Title: Virginian-Pilot
Available online: 1 January 1899 - 30 December 1900 (615 issues)

Place of publication: Norfolk, VA

First published in March 1898, the Virginian-Pilot was formed by the consolidation of two rival newspapers--the Norfolk Virginian, the first local, independent newspaper to be established in Norfolk after the Civil War, and the newer, and ambitious, Daily Pilot. By 1898 the two vigorously competitive newspapers were deeply in debt.  The consolidation brought about a new company and daily paper, based in Norfolk and serving the Hampton Roads area as well as communities on the Eastern Shore.
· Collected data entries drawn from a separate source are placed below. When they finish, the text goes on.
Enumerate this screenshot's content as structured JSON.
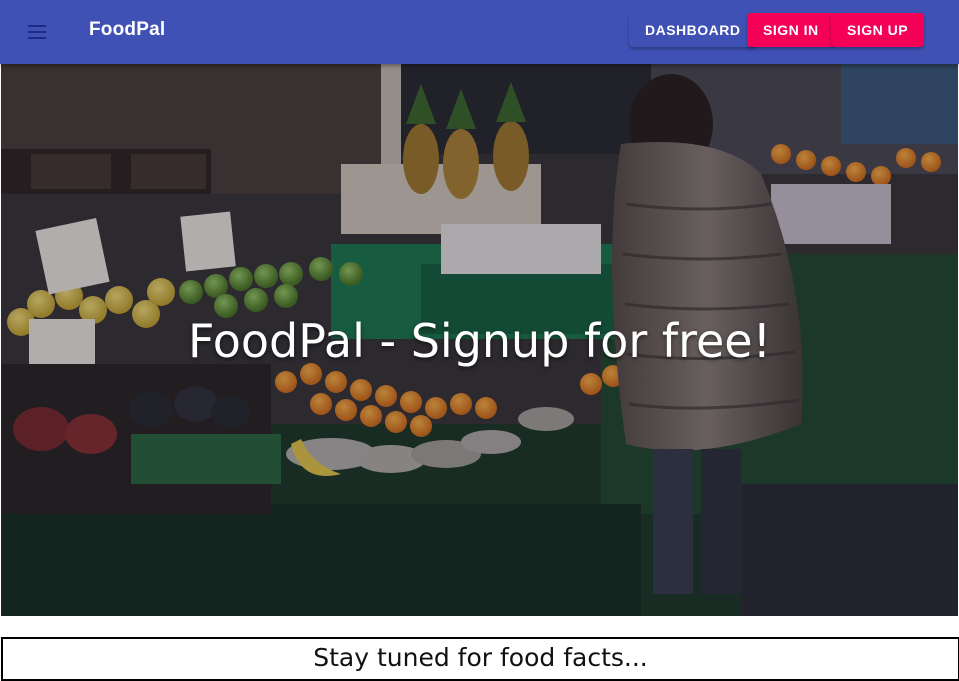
{
  "colors": {
    "appbar": "#3f51b5",
    "secondary": "#f50057",
    "text_on_primary": "#ffffff"
  },
  "appbar": {
    "menu_icon": "hamburger-menu-icon",
    "title": "FoodPal",
    "buttons": {
      "dashboard": "DASHBOARD",
      "signin": "SIGN IN",
      "signup": "SIGN UP"
    }
  },
  "hero": {
    "image": "farmers-market-produce-stall-photo",
    "title": "FoodPal - Signup for free!"
  },
  "facts": {
    "text": "Stay tuned for food facts..."
  }
}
The Virginian-Pilot fostered the careers of several prominent journalists. Louis Jaffe served as editor from 1919 until his death in 1950. A key force behind Virginia's anti-lynching legislation, Jaffe, brought national attention to the issue in his editorials, particularly in one titled "An Unspeakable Act of Savagery" which followed a lynching in Texas prior to the 1928 Democratic National Convention.  Jaffe's work earned the paper Virginia's first Pulitzer Prize. Jaffe also formed an informal partnership with Plummer Bernard Young who headed the African-American newspaper, the Norfolk Journal and Guide. Through personal and journalistic support, the two men worked together to improve the lives of African-Americans in Hampton Roads and to advance racial understanding.

Following Jaffe's death, the Virginian-Pilot appointed Lenoir Chambers as editor. When Virginia's political leaders closed the state's public schools in 1958 to avoid federally mandated school integration, Chambers in a series of articles strongly opposed the closings and the Massive Resistance movement. Long mentored by Jaffe, Chambers in 1960 received the paper's second Pulitzer Prize for his editorials on desegregation.

In 1933, spurred by the Depression's economic hardships, the Virginia-Pilot merged with the Norfolk Ledger-Dispatch, Norfolk's afternoon daily. Both newspapers became part of a new corporation, Norfolk Newspapers Inc., a holding company for the newspaper properties of Samuel L. Slover, a self-made newspaper man who over his career owned and controlled six of the commonwealth's largest papers.

In 1954, Slover's 27-year-old nephew, Frank Batten Sr., became publisher of the Norfolk Virginian-Pilot. During his tenure, Batten managed the company that evolved into Landmark Communications, the corporation which in 1982 developed the Weather Channel.

"Newspapers," Batten believed, "live entirely on the bounty of the public. ... Our duty is clear. It is to serve the public with skill and character, and to exercise First  Amendment freedoms with vigor and responsibility." He held that Landmark papers had a duty to "be aggressive in publishing the news," to publish editorials of "vigor and courage," and to "present a faithful and accurate picture of the life of their communities." Their independence "is not for sale." The Virginian-Pilot is currently published by Landmark Media Enterprises.